The concern was two-fold. The first was that American-funded research would be locked behind journal paywalls that, in recent years, have become pricey. Publication in a peer reviewed journal, where a panel of experts in your field review a study for scientific rigor and determine it worth of inclusion in the canon of scientific literature, remains the gold standard for scientific research. However, once a study is published in a journal, accessing that information can become difficult, since many of the top publications are private entities that charge for access.

Accessing a single journal article usually costs around $30 dollars—though institutions like universities and libraries usually buy a subscription that give them access to a suite of journals and their historical archives. The way those subscriptions are bundled is not cheap, however. In fact, by 2012, even Harvard University, which at the time had an endowment of over 30 billion dollars, said that journal subscriptions had become too expensive. Harvard began encouraging its academics to publish in open access journals instead. Open access journals, the most famous of which is probably PLOS, don't charge people to access articles—though there's still some debate over whether or not the quality of these journals is generally as good.

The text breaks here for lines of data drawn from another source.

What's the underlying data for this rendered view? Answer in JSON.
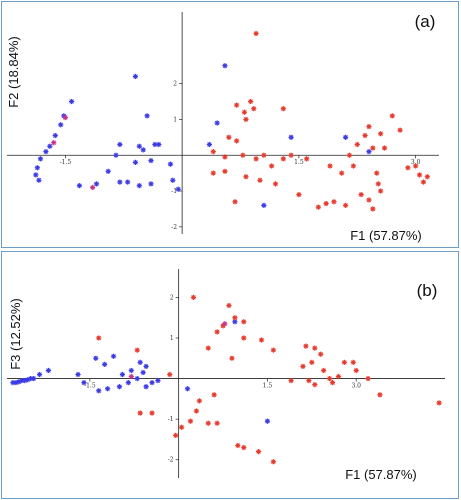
{
  "chart_data": [
    {
      "type": "scatter",
      "panel_label": "(a)",
      "xlabel": "F1 (57.87%)",
      "ylabel": "F2 (18.84%)",
      "x_ticks": [
        {
          "value": -1.5,
          "label": "-1.5"
        },
        {
          "value": 1.5,
          "label": "1.5"
        },
        {
          "value": 3.0,
          "label": "3.0"
        }
      ],
      "y_ticks": [
        {
          "value": 2,
          "label": "2"
        },
        {
          "value": 1,
          "label": "1"
        },
        {
          "value": -1,
          "label": "-1"
        },
        {
          "value": -2,
          "label": "-2"
        }
      ],
      "xlim": [
        -2.25,
        3.3
      ],
      "ylim": [
        -2.2,
        4.0
      ],
      "colors": {
        "blue": "#3a3ae6",
        "red": "#e63a2e",
        "magenta": "#c8348c"
      },
      "series": [
        {
          "color": "blue",
          "points": [
            [
              -1.42,
              1.5
            ],
            [
              -1.52,
              1.1
            ],
            [
              -1.56,
              0.85
            ],
            [
              -1.63,
              0.55
            ],
            [
              -1.7,
              0.25
            ],
            [
              -1.75,
              0.1
            ],
            [
              -1.82,
              -0.1
            ],
            [
              -1.86,
              -0.35
            ],
            [
              -1.88,
              -0.55
            ],
            [
              -1.84,
              -0.7
            ],
            [
              -0.6,
              2.2
            ],
            [
              -0.45,
              1.1
            ],
            [
              -0.8,
              0.3
            ],
            [
              -0.55,
              0.25
            ],
            [
              -0.5,
              0.15
            ],
            [
              -0.35,
              0.3
            ],
            [
              -0.3,
              0.3
            ],
            [
              -0.85,
              0.0
            ],
            [
              -0.6,
              -0.2
            ],
            [
              -0.4,
              -0.15
            ],
            [
              -0.15,
              -0.25
            ],
            [
              -0.95,
              -0.45
            ],
            [
              -0.8,
              -0.75
            ],
            [
              -0.7,
              -0.75
            ],
            [
              -0.55,
              -0.85
            ],
            [
              -0.4,
              -0.8
            ],
            [
              -1.1,
              -0.8
            ],
            [
              -1.32,
              -0.85
            ],
            [
              -0.12,
              -0.7
            ],
            [
              -0.05,
              -0.95
            ],
            [
              0.55,
              2.5
            ],
            [
              0.45,
              0.9
            ],
            [
              0.35,
              0.3
            ],
            [
              1.4,
              0.5
            ],
            [
              1.05,
              -1.4
            ],
            [
              2.1,
              0.5
            ],
            [
              2.4,
              0.1
            ]
          ]
        },
        {
          "color": "red",
          "points": [
            [
              0.95,
              3.4
            ],
            [
              0.7,
              1.4
            ],
            [
              0.88,
              1.5
            ],
            [
              0.92,
              1.3
            ],
            [
              0.8,
              1.2
            ],
            [
              0.82,
              1.0
            ],
            [
              1.3,
              1.3
            ],
            [
              0.6,
              0.5
            ],
            [
              0.4,
              0.1
            ],
            [
              0.55,
              -0.05
            ],
            [
              0.7,
              0.4
            ],
            [
              0.78,
              0.0
            ],
            [
              0.95,
              -0.1
            ],
            [
              1.05,
              0.0
            ],
            [
              1.15,
              -0.3
            ],
            [
              1.3,
              -0.1
            ],
            [
              1.4,
              0.0
            ],
            [
              1.6,
              -0.1
            ],
            [
              1.9,
              -0.3
            ],
            [
              2.05,
              -0.5
            ],
            [
              2.15,
              0.0
            ],
            [
              2.25,
              0.3
            ],
            [
              2.35,
              0.55
            ],
            [
              2.4,
              0.8
            ],
            [
              2.45,
              0.2
            ],
            [
              2.55,
              0.6
            ],
            [
              2.6,
              0.2
            ],
            [
              2.7,
              1.1
            ],
            [
              2.8,
              0.7
            ],
            [
              2.5,
              -0.5
            ],
            [
              2.52,
              -0.8
            ],
            [
              2.55,
              -1.0
            ],
            [
              2.4,
              -1.25
            ],
            [
              2.45,
              -1.5
            ],
            [
              2.3,
              -1.1
            ],
            [
              2.1,
              -1.4
            ],
            [
              1.95,
              -1.3
            ],
            [
              1.85,
              -1.35
            ],
            [
              1.75,
              -1.45
            ],
            [
              1.5,
              -1.1
            ],
            [
              1.2,
              -0.8
            ],
            [
              1.0,
              -0.7
            ],
            [
              0.82,
              -0.6
            ],
            [
              0.55,
              -0.45
            ],
            [
              0.68,
              -1.3
            ],
            [
              0.4,
              -0.5
            ],
            [
              3.0,
              -0.3
            ],
            [
              3.05,
              -0.55
            ],
            [
              3.1,
              -0.75
            ],
            [
              3.15,
              -0.6
            ],
            [
              2.9,
              -0.35
            ],
            [
              2.2,
              -0.3
            ]
          ]
        },
        {
          "color": "magenta",
          "points": [
            [
              -1.5,
              1.05
            ],
            [
              -1.65,
              0.35
            ],
            [
              -1.15,
              -0.9
            ]
          ]
        }
      ]
    },
    {
      "type": "scatter",
      "panel_label": "(b)",
      "xlabel": "F1 (57.87%)",
      "ylabel": "F3 (12.52%)",
      "x_ticks": [
        {
          "value": -1.5,
          "label": "-1.5"
        },
        {
          "value": 1.5,
          "label": "1.5"
        },
        {
          "value": 3.0,
          "label": "3.0"
        }
      ],
      "y_ticks": [
        {
          "value": 2,
          "label": "2"
        },
        {
          "value": 1,
          "label": "1"
        },
        {
          "value": -1,
          "label": "-1"
        },
        {
          "value": -2,
          "label": "-2"
        }
      ],
      "xlim": [
        -2.9,
        4.5
      ],
      "ylim": [
        -2.45,
        2.7
      ],
      "colors": {
        "blue": "#3a3ae6",
        "red": "#e63a2e",
        "magenta": "#c8348c"
      },
      "series": [
        {
          "color": "blue",
          "points": [
            [
              -2.8,
              -0.1
            ],
            [
              -2.75,
              -0.1
            ],
            [
              -2.7,
              -0.08
            ],
            [
              -2.65,
              -0.05
            ],
            [
              -2.6,
              -0.05
            ],
            [
              -2.55,
              -0.03
            ],
            [
              -2.5,
              0.0
            ],
            [
              -2.45,
              0.0
            ],
            [
              -2.35,
              0.1
            ],
            [
              -2.2,
              0.2
            ],
            [
              -1.7,
              0.1
            ],
            [
              -1.6,
              -0.1
            ],
            [
              -1.4,
              0.5
            ],
            [
              -1.25,
              0.35
            ],
            [
              -1.1,
              0.55
            ],
            [
              -0.95,
              0.1
            ],
            [
              -0.8,
              0.2
            ],
            [
              -0.65,
              0.4
            ],
            [
              -0.55,
              0.3
            ],
            [
              -0.6,
              0.15
            ],
            [
              -0.7,
              0.0
            ],
            [
              -0.85,
              -0.1
            ],
            [
              -1.0,
              -0.2
            ],
            [
              -1.2,
              -0.25
            ],
            [
              -1.35,
              -0.3
            ],
            [
              -0.55,
              -0.2
            ],
            [
              -0.45,
              -0.1
            ],
            [
              -0.35,
              -0.05
            ],
            [
              0.15,
              -0.25
            ],
            [
              0.95,
              1.4
            ],
            [
              1.5,
              -1.05
            ]
          ]
        },
        {
          "color": "red",
          "points": [
            [
              0.25,
              2.0
            ],
            [
              0.85,
              1.8
            ],
            [
              0.95,
              1.5
            ],
            [
              1.1,
              1.4
            ],
            [
              0.75,
              1.3
            ],
            [
              0.65,
              1.15
            ],
            [
              1.1,
              1.0
            ],
            [
              1.4,
              0.95
            ],
            [
              0.9,
              0.5
            ],
            [
              0.5,
              0.75
            ],
            [
              1.6,
              0.7
            ],
            [
              2.15,
              0.8
            ],
            [
              2.3,
              0.75
            ],
            [
              2.4,
              0.6
            ],
            [
              2.25,
              0.4
            ],
            [
              2.1,
              0.3
            ],
            [
              2.8,
              0.4
            ],
            [
              2.95,
              0.4
            ],
            [
              3.0,
              0.2
            ],
            [
              2.7,
              0.05
            ],
            [
              2.55,
              0.0
            ],
            [
              2.2,
              -0.05
            ],
            [
              1.9,
              -0.05
            ],
            [
              2.3,
              -0.15
            ],
            [
              2.6,
              -0.1
            ],
            [
              2.45,
              0.2
            ],
            [
              3.2,
              0.0
            ],
            [
              0.6,
              -0.4
            ],
            [
              0.35,
              -0.55
            ],
            [
              0.3,
              -0.8
            ],
            [
              0.2,
              -1.05
            ],
            [
              0.05,
              -1.2
            ],
            [
              -0.65,
              -0.85
            ],
            [
              -0.45,
              -0.85
            ],
            [
              0.5,
              -1.1
            ],
            [
              0.65,
              -1.1
            ],
            [
              1.0,
              -1.65
            ],
            [
              1.1,
              -1.7
            ],
            [
              1.35,
              -1.8
            ],
            [
              1.6,
              -2.05
            ],
            [
              4.4,
              -0.6
            ],
            [
              3.4,
              -0.4
            ],
            [
              -1.35,
              1.0
            ],
            [
              -0.7,
              0.7
            ],
            [
              -0.15,
              0.1
            ],
            [
              -0.05,
              -1.4
            ]
          ]
        },
        {
          "color": "magenta",
          "points": [
            [
              0.78,
              1.35
            ],
            [
              -0.8,
              0.05
            ]
          ]
        }
      ]
    }
  ]
}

Paying to access government data wasn’t just expensive: it also meant that people were essentially paying twice to access the research. They paid first through their tax dollars, and secondly through a fee paid to a journal by themselves or their institution. In the case of public libraries and state universities, this meant that the government was essentially paying a fee to provide access to its own research.

The EPA Open Data website, which is the largest and most robust in terms of the data it provides, was one way of getting around that. The agency’s scientists would continue to publish in peer reviewed journals, but they'd also post their findings on the EPA website. Paying to access EPA data wouldn’t be compulsory.

But the EPA Open Data website took the idea and ran with it—perhaps, in part, because the structure of environmental regulations depends somewhat on the public's awareness that there is a problem (you can see their full plan here). If you go to the EPA Open Data Facilities by Zip Code website you can see what EPA facilities of interest are in your area: how environmentally friendly is that dry cleaner down the road, how much does your local electric plant pollute the neighborhood, and so on.

A lot of this information is available elsewhere, but the Open Data website provides it in a format that is incredibly easy for humans and machines to access. Want to build an app with Open Source data? You can do that. Want to map the most polluting industries in your neighborhood? You can do that, too.

The shutdown of the EPA Open Data website would threaten that access. While this morning's pop-up seems to have been a false alarm, we could lose access to the site—at least temporarily—in the event of a government shutdown. At a time when members of the house are criticizing the EPA for being too private, it would be unfortunate, to say the least, for Americans to lose such a great tool for transparency.